It is well known that cities with higher population density tend to suffer from more severe PM2.5 pollution; that is, PM levels in those cities are more likely to violate air quality standards. This is due to elevated emissions from human activities in urban areas - and usually, more population means more emissions. Well, PM2.5 levels could be high in less-populated cities as well due to a number of reasons, such as industrial distribution, wildfires, or secondary formation downwind.
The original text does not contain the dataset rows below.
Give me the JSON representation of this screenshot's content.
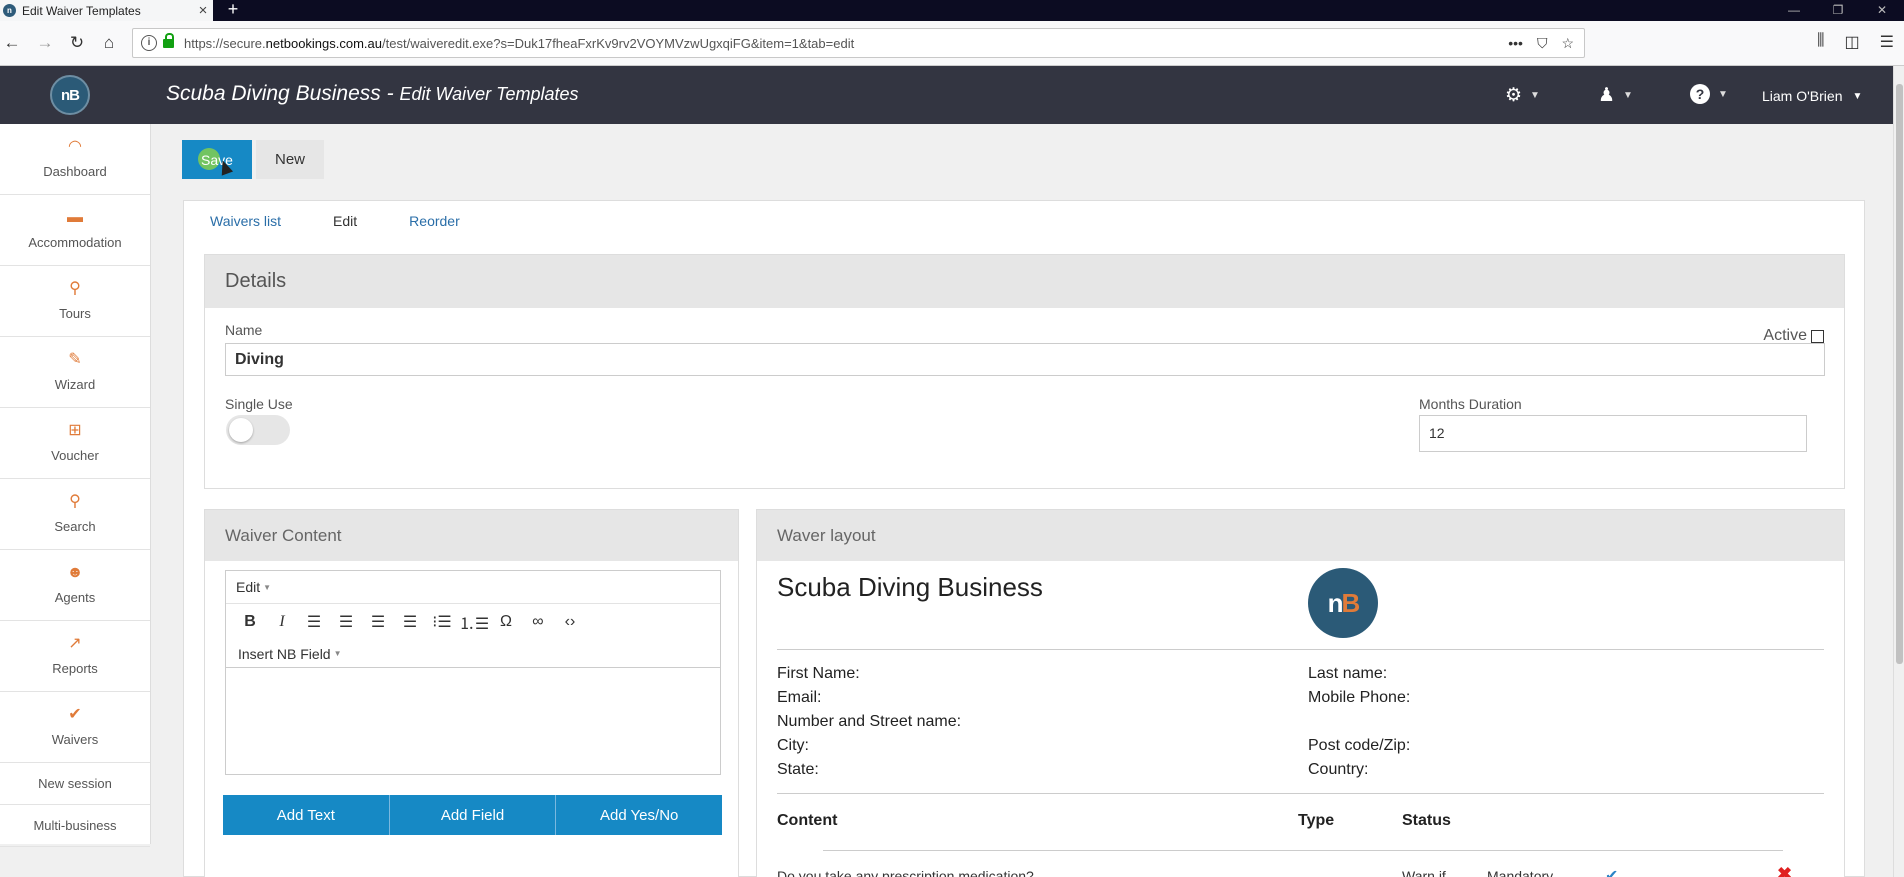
{
  "browser": {
    "tab_title": "Edit Waiver Templates",
    "url_prefix": "https://secure.",
    "url_host": "netbookings.com.au",
    "url_rest": "/test/waiveredit.exe?s=Duk17fheaFxrKv9rv2VOYMVzwUgxqiFG&item=1&tab=edit"
  },
  "header": {
    "logo_text": "nB",
    "business": "Scuba Diving Business",
    "separator": " - ",
    "page_title": "Edit Waiver Templates",
    "user_name": "Liam O'Brien"
  },
  "sidebar": {
    "items": [
      {
        "label": "Dashboard",
        "icon": "dashboard-icon",
        "glyph": "◠"
      },
      {
        "label": "Accommodation",
        "icon": "bed-icon",
        "glyph": "▬"
      },
      {
        "label": "Tours",
        "icon": "tours-icon",
        "glyph": "⚲"
      },
      {
        "label": "Wizard",
        "icon": "wand-icon",
        "glyph": "✎"
      },
      {
        "label": "Voucher",
        "icon": "gift-icon",
        "glyph": "⊞"
      },
      {
        "label": "Search",
        "icon": "search-icon",
        "glyph": "⚲"
      },
      {
        "label": "Agents",
        "icon": "agent-icon",
        "glyph": "☻"
      },
      {
        "label": "Reports",
        "icon": "chart-icon",
        "glyph": "↗"
      },
      {
        "label": "Waivers",
        "icon": "check-icon",
        "glyph": "✔"
      }
    ],
    "links": [
      "New session",
      "Multi-business"
    ]
  },
  "actions": {
    "save": "Save",
    "new": "New"
  },
  "tabs": [
    "Waivers list",
    "Edit",
    "Reorder"
  ],
  "details": {
    "title": "Details",
    "name_label": "Name",
    "name_value": "Diving",
    "active_label": "Active",
    "single_use_label": "Single Use",
    "months_label": "Months Duration",
    "months_value": "12"
  },
  "waiver_content": {
    "title": "Waiver Content",
    "menu_edit": "Edit",
    "insert_field": "Insert NB Field",
    "buttons": [
      "Add Text",
      "Add Field",
      "Add Yes/No"
    ]
  },
  "layout": {
    "title": "Waver layout",
    "business": "Scuba Diving Business",
    "left_fields": [
      "First Name:",
      "Email:",
      "Number and Street name:",
      "City:",
      "State:"
    ],
    "right_fields": [
      "Last name:",
      "Mobile Phone:",
      "",
      "Post code/Zip:",
      "Country:"
    ],
    "columns": [
      "Content",
      "Type",
      "Status"
    ],
    "row": {
      "content": "Do you take any prescription medication?",
      "type": "Warn if",
      "status": "Mandatory"
    }
  },
  "colors": {
    "accent": "#1689c5",
    "header": "#333541",
    "icon_orange": "#e07b39"
  }
}
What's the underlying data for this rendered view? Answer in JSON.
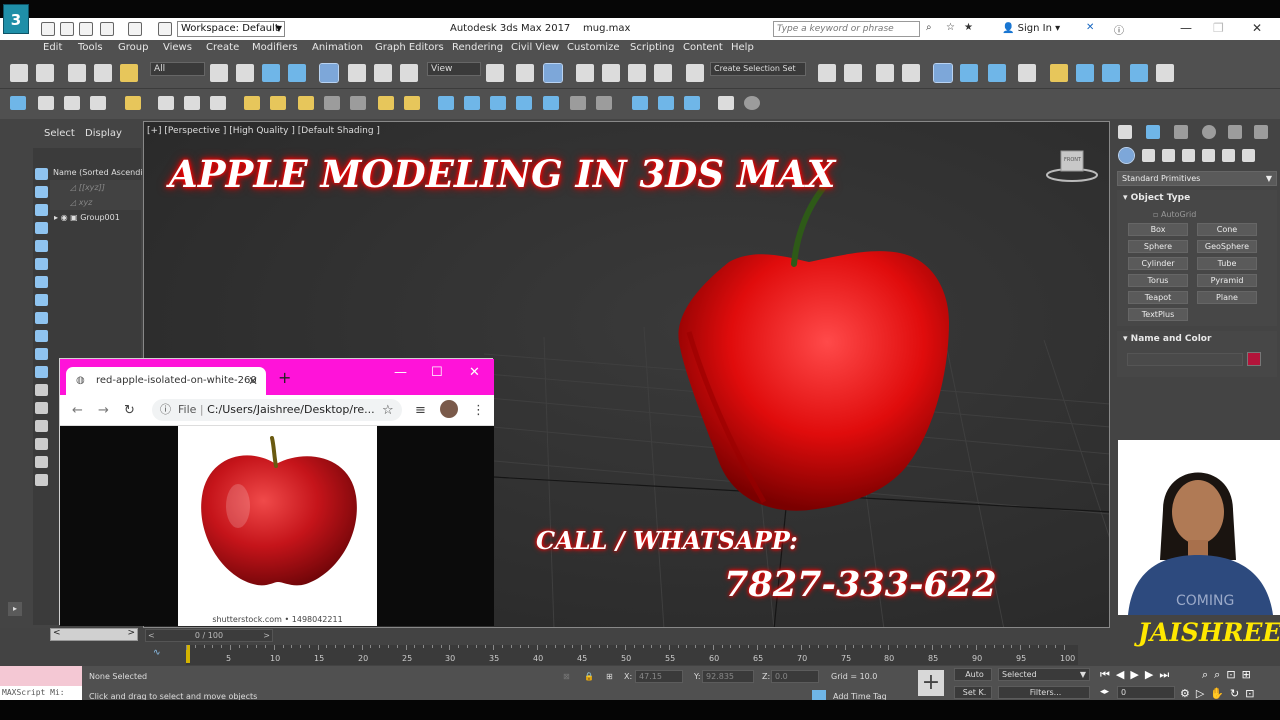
{
  "app": {
    "logo_text": "3",
    "title": "Autodesk 3ds Max 2017",
    "file": "mug.max",
    "workspace": "Workspace: Default",
    "search_placeholder": "Type a keyword or phrase",
    "sign_in": "Sign In"
  },
  "menu": [
    "Edit",
    "Tools",
    "Group",
    "Views",
    "Create",
    "Modifiers",
    "Animation",
    "Graph Editors",
    "Rendering",
    "Civil View",
    "Customize",
    "Scripting",
    "Content",
    "Help"
  ],
  "toolbar": {
    "selection_filter": "All",
    "ref_coord": "View",
    "selection_set": "Create Selection Set"
  },
  "scene_explorer": {
    "tabs": [
      "Select",
      "Display"
    ],
    "column_header": "Name (Sorted Ascendi",
    "items": [
      "[[xyz]]",
      "xyz",
      "Group001"
    ]
  },
  "viewport": {
    "label": "[+] [Perspective ] [High Quality ] [Default Shading ]",
    "overlay_title": "APPLE MODELING IN 3DS MAX",
    "call_text": "CALL / WHATSAPP:",
    "phone": "7827-333-622",
    "viewcube_label": "FRONT"
  },
  "browser": {
    "tab_title": "red-apple-isolated-on-white-260",
    "file_label": "File",
    "url": "C:/Users/Jaishree/Desktop/re...",
    "image_credit": "shutterstock.com • 1498042211"
  },
  "command_panel": {
    "category": "Standard Primitives",
    "object_type_header": "Object Type",
    "autogrid": "AutoGrid",
    "buttons": [
      "Box",
      "Cone",
      "Sphere",
      "GeoSphere",
      "Cylinder",
      "Tube",
      "Torus",
      "Pyramid",
      "Teapot",
      "Plane",
      "TextPlus"
    ],
    "name_color_header": "Name and Color",
    "color": "#b3143a"
  },
  "presenter": {
    "name": "JAISHREE",
    "shirt_text": "COMING"
  },
  "timeline": {
    "range": "0 / 100",
    "ticks": [
      "5",
      "10",
      "15",
      "20",
      "25",
      "30",
      "35",
      "40",
      "45",
      "50",
      "55",
      "60",
      "65",
      "70",
      "75",
      "80",
      "85",
      "90",
      "95",
      "100"
    ]
  },
  "status": {
    "selection": "None Selected",
    "prompt": "Click and drag to select and move objects",
    "maxscript": "MAXScript Mi:",
    "x_label": "X:",
    "x_val": "47.15",
    "y_label": "Y:",
    "y_val": "92.835",
    "z_label": "Z:",
    "z_val": "0.0",
    "grid": "Grid = 10.0",
    "add_time_tag": "Add Time Tag",
    "auto": "Auto",
    "set_key": "Set K.",
    "selected": "Selected",
    "filters": "Filters...",
    "frame": "0"
  },
  "colors": {
    "ui_bg": "#505050",
    "accent": "#6fb6e8",
    "overlay_glow": "#ff0000",
    "browser_frame": "#ff13d9",
    "name_yellow": "#ffe800"
  }
}
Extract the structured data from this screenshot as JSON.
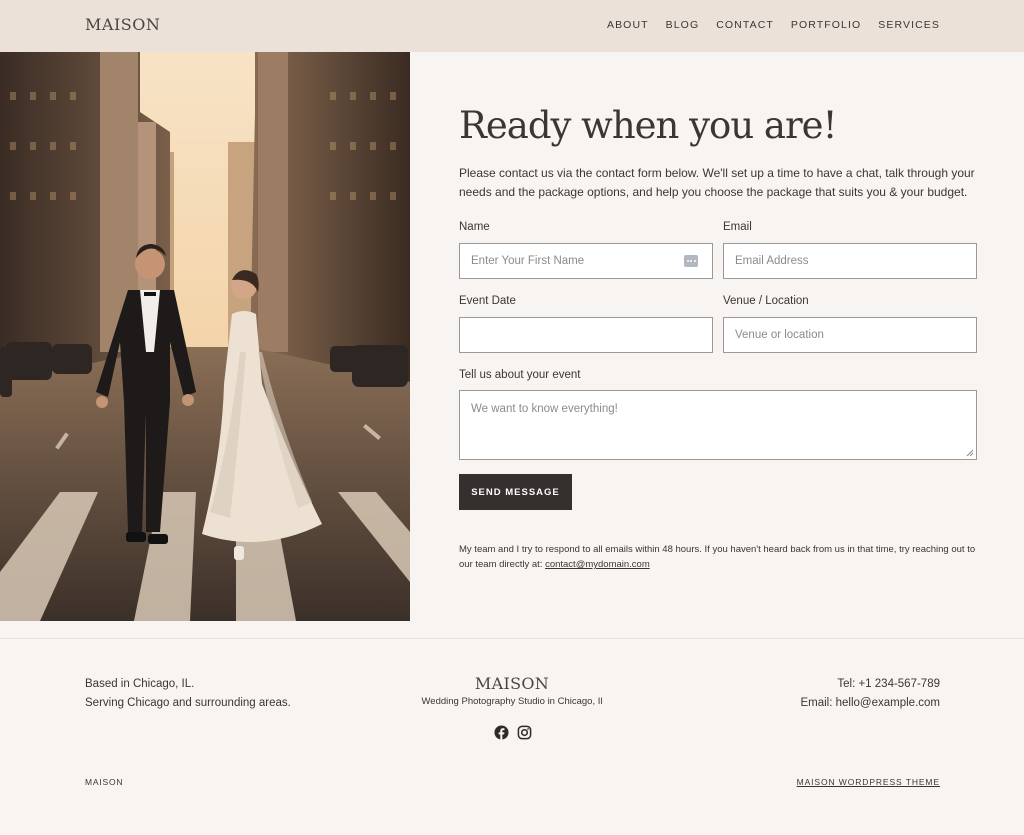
{
  "header": {
    "logo": "MAISON",
    "nav": [
      "ABOUT",
      "BLOG",
      "CONTACT",
      "PORTFOLIO",
      "SERVICES"
    ]
  },
  "hero_image": {
    "alt": "photo-of-couple-walking-city-street"
  },
  "contact": {
    "headline": "Ready when you are!",
    "intro": "Please contact us via the contact form below. We'll set up a time to have a chat, talk through your needs and the package options, and help you choose the package that suits you & your budget.",
    "name_label": "Name",
    "name_placeholder": "Enter Your First Name",
    "email_label": "Email",
    "email_placeholder": "Email Address",
    "date_label": "Event Date",
    "date_value": "",
    "venue_label": "Venue / Location",
    "venue_placeholder": "Venue or location",
    "message_label": "Tell us about your event",
    "message_placeholder": "We want to know everything!",
    "send_label": "SEND MESSAGE",
    "note_text": "My team and I try to respond to all emails within 48 hours. If you haven't heard back from us in that time, try reaching out to our team directly at: ",
    "note_email": "contact@mydomain.com"
  },
  "footer": {
    "location_line1": "Based in Chicago, IL.",
    "location_line2": "Serving Chicago and surrounding areas.",
    "brand": "MAISON",
    "tagline": "Wedding Photography Studio in Chicago, Il",
    "phone": "Tel: +1 234-567-789",
    "email": "Email: hello@example.com",
    "copyright": "MAISON",
    "theme_link": "MAISON WORDPRESS THEME"
  },
  "colors": {
    "header_bg": "#ebe1d8",
    "page_bg": "#f8f4f1",
    "button_bg": "#35302d",
    "text": "#3a3634"
  }
}
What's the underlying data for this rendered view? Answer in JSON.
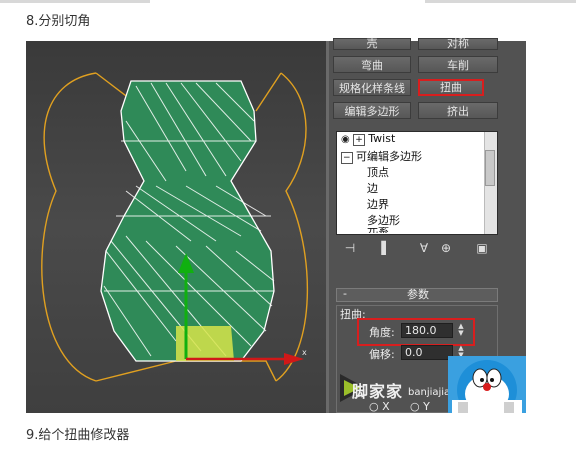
{
  "page": {
    "heading_top": "8.分别切角",
    "heading_bottom": "9.给个扭曲修改器"
  },
  "modifier_buttons": {
    "partial_left": "壳",
    "partial_right": "对称",
    "bend": "弯曲",
    "lathe": "车削",
    "normalize_spline": "规格化样条线",
    "twist": "扭曲",
    "edit_poly": "编辑多边形",
    "extrude": "挤出"
  },
  "modifier_stack": {
    "items": [
      "Twist",
      "可编辑多边形",
      "顶点",
      "边",
      "边界",
      "多边形",
      "元素"
    ]
  },
  "parameters": {
    "rollout_title": "参数",
    "twist_group_label": "扭曲:",
    "angle_label": "角度:",
    "angle_value": "180.0",
    "bias_label": "偏移:",
    "bias_value": "0.0",
    "axis_x": "X",
    "axis_y": "Y"
  },
  "watermark": {
    "brand": "脚家家",
    "sub": "banjiajia"
  },
  "colors": {
    "highlight": "#d81e1e",
    "mesh": "#3fa868",
    "wire": "#ffffff",
    "bbox": "#e0a020",
    "axis_x": "#d01818",
    "axis_y": "#10b010"
  }
}
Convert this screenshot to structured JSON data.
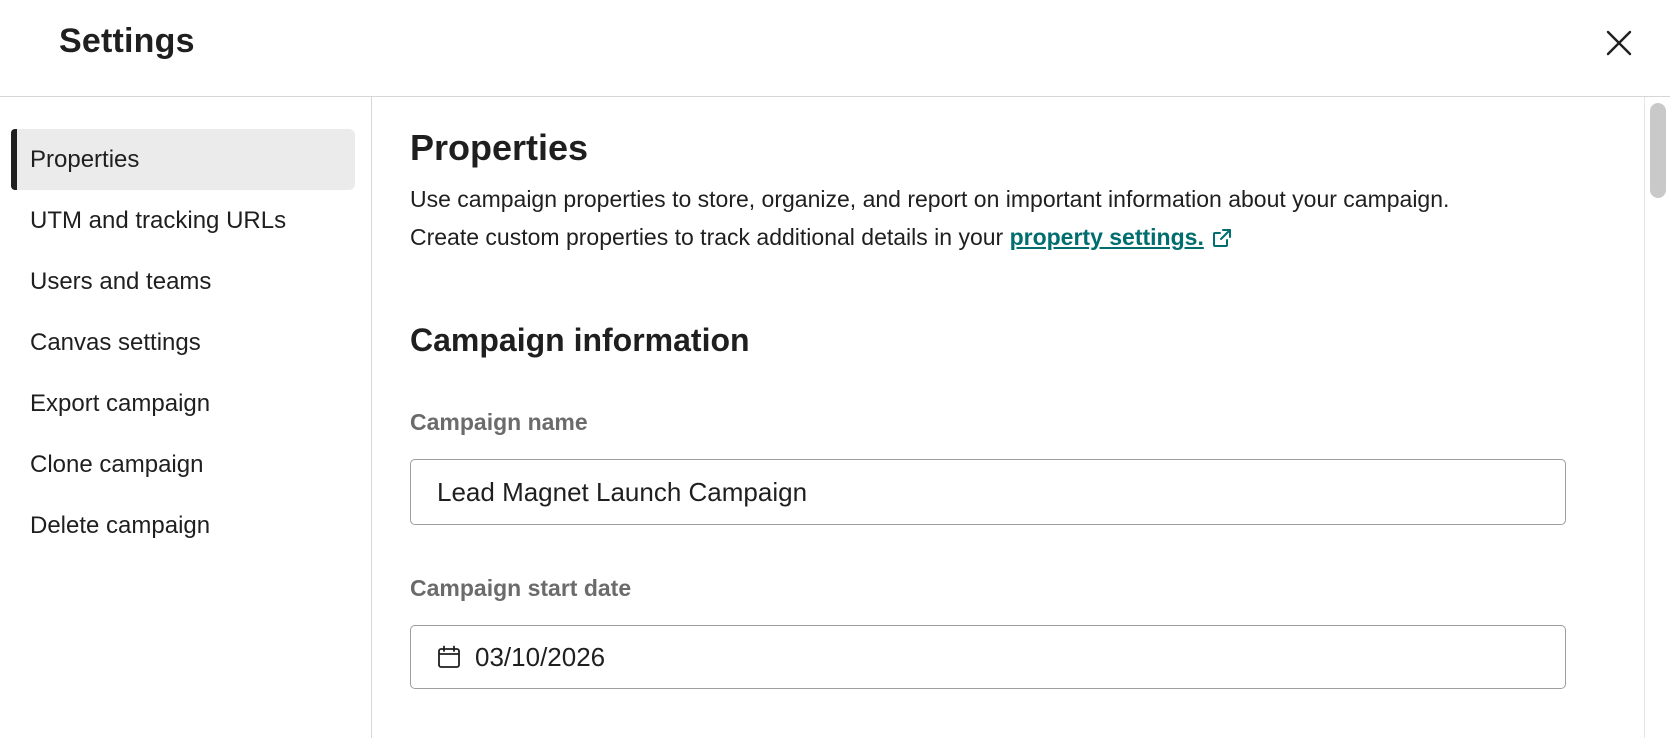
{
  "header": {
    "title": "Settings",
    "close_icon": "close-icon"
  },
  "sidebar": {
    "items": [
      {
        "label": "Properties",
        "active": true
      },
      {
        "label": "UTM and tracking URLs",
        "active": false
      },
      {
        "label": "Users and teams",
        "active": false
      },
      {
        "label": "Canvas settings",
        "active": false
      },
      {
        "label": "Export campaign",
        "active": false
      },
      {
        "label": "Clone campaign",
        "active": false
      },
      {
        "label": "Delete campaign",
        "active": false
      }
    ]
  },
  "main": {
    "title": "Properties",
    "description_line1": "Use campaign properties to store, organize, and report on important information about your campaign.",
    "description_line2": "Create custom properties to track additional details in your ",
    "link_text": "property settings.",
    "link_icon": "external-link-icon",
    "subsection_title": "Campaign information",
    "fields": {
      "name": {
        "label": "Campaign name",
        "value": "Lead Magnet Launch Campaign"
      },
      "start_date": {
        "label": "Campaign start date",
        "value": "03/10/2026",
        "icon": "calendar-icon"
      }
    }
  },
  "colors": {
    "link": "#006e6e",
    "active_nav_bg": "#ebebeb",
    "label": "#6b6b6b",
    "border": "#d6d6d6"
  }
}
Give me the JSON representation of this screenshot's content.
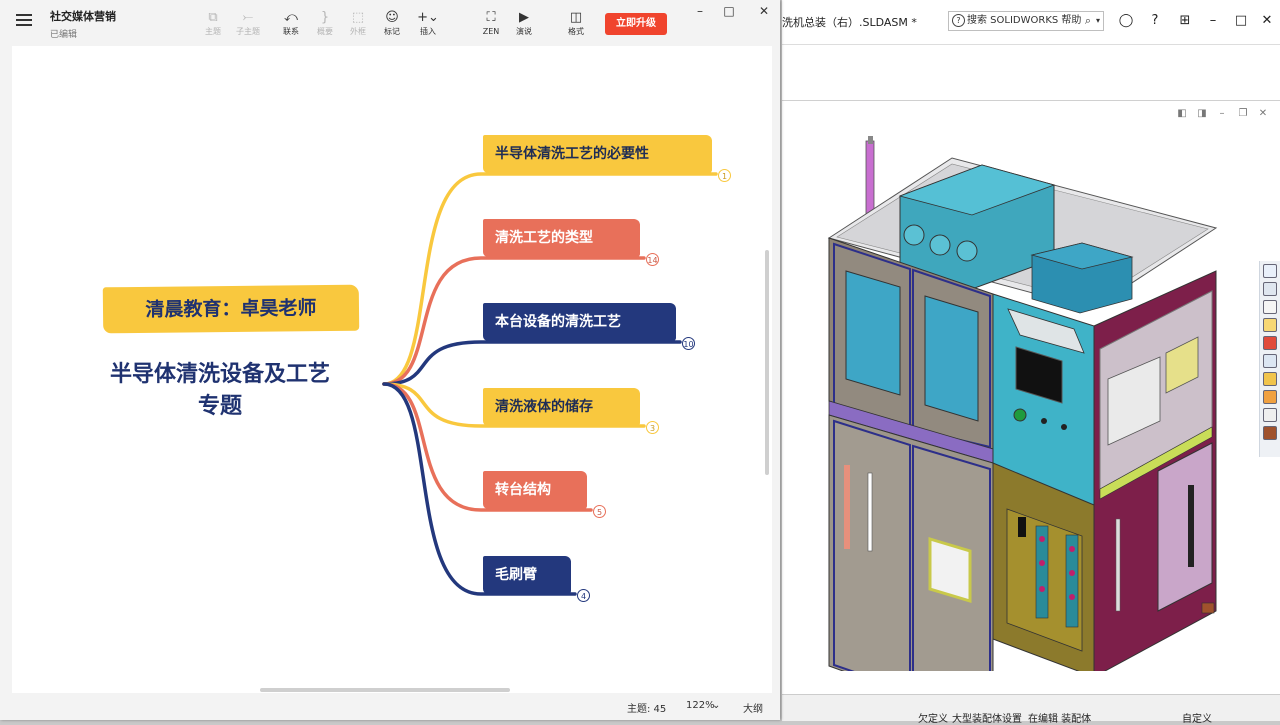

To test whether population density (people per km2) could
influence PM2.5 exceeding, we gather the overall PM2.5
exceeding (1
means exceeding) in Jan. in 20
cities.
City | Population density | PM2.5 exceeding |
---|---|---|
1 | 797 | 0 |
2 | 3652 | 1 |
3 | 384 | 0 |
4 | 876 | 0 |
5 | 1156 | 0 |
6 | 5282 | 1 |
7 | 3602 | 0 |
8 | 4305 | 1 |
9 | 6451 | 1 |
10 | 939 | 1 |
11 | 2725 | 1 |
12 | 296 | 0 |
13 | 1187 | 0 |
14 | 4819 | 0 |
15 | 7856 | 1 |
16 | 1074 | 0 |
17 | 1444 | 0 |
18 | 2620 | 1 |
19 | 417 | 0 |
20 | 3232 | 1 |
Here are the questions we want to solve:
Can we build a model to predict the probability of PM2.5 exceeding using population density?
If there are two cities with the population density of
1000
and 5000
, how to predict the PM2.5
exceeding for the two cities?
The logistic regression is a regression model in which the
dependent variable has categorical values such as
true
/false
,
pass
/fail
, win
/lose
,
alive
/dead
, or
healthy
/sick
. It actually measures the
probability of a binary response as the value of the
dependent variable based on the mathematical equation relating it with
the independent variables.
For a binary dependent variable Y, we denote:
\[p = \mathrm {P}(Y=1)\] In the logistic regression, we assume a linear relationship between the independent variable X and the log-odds (also called logit) of the event that \(Y = 1\). This linear relationship can be written as follows:
\[\mathrm {ln}(\frac {p} {1-p}) = \beta_0 + \beta_1 x\] Once we know \(\beta_0\) and \(\beta_1\), \(p\) would be determined as:
\[p = \frac{e^{\beta_0 + \beta_1x}} {1 + e^{\beta_0 + \beta_1x}} = \frac {1} {1+e^{-(\beta_0 + \beta_1x)}}\]
p follows a standard logistic function. This is the reason why such a regression is called “logistic”.
Odds provide a measure of the likelihood of a particular outcome. Odds are calculated as the ratio of the probability of events happening to the probability that do not:
\[\mathrm {odds} = \frac {p} {1-p}\] In logistic regression, odds would be:
\[\mathrm {odds} = e^{\beta_0 + \beta_1x}\] For a continuous independent variable X, we define the odds ratio (OR) as how many times odds increase for every 1-unit increase in the x.
\[\mathrm {OR} = \frac {e^{\beta_0 + \beta_1 (x+1)}} {e^{\beta_0 + \beta_1 x}}=e^{\beta_1}\]
So odds ratio provides an interpretation for the logistic regression slope \(\beta_1\).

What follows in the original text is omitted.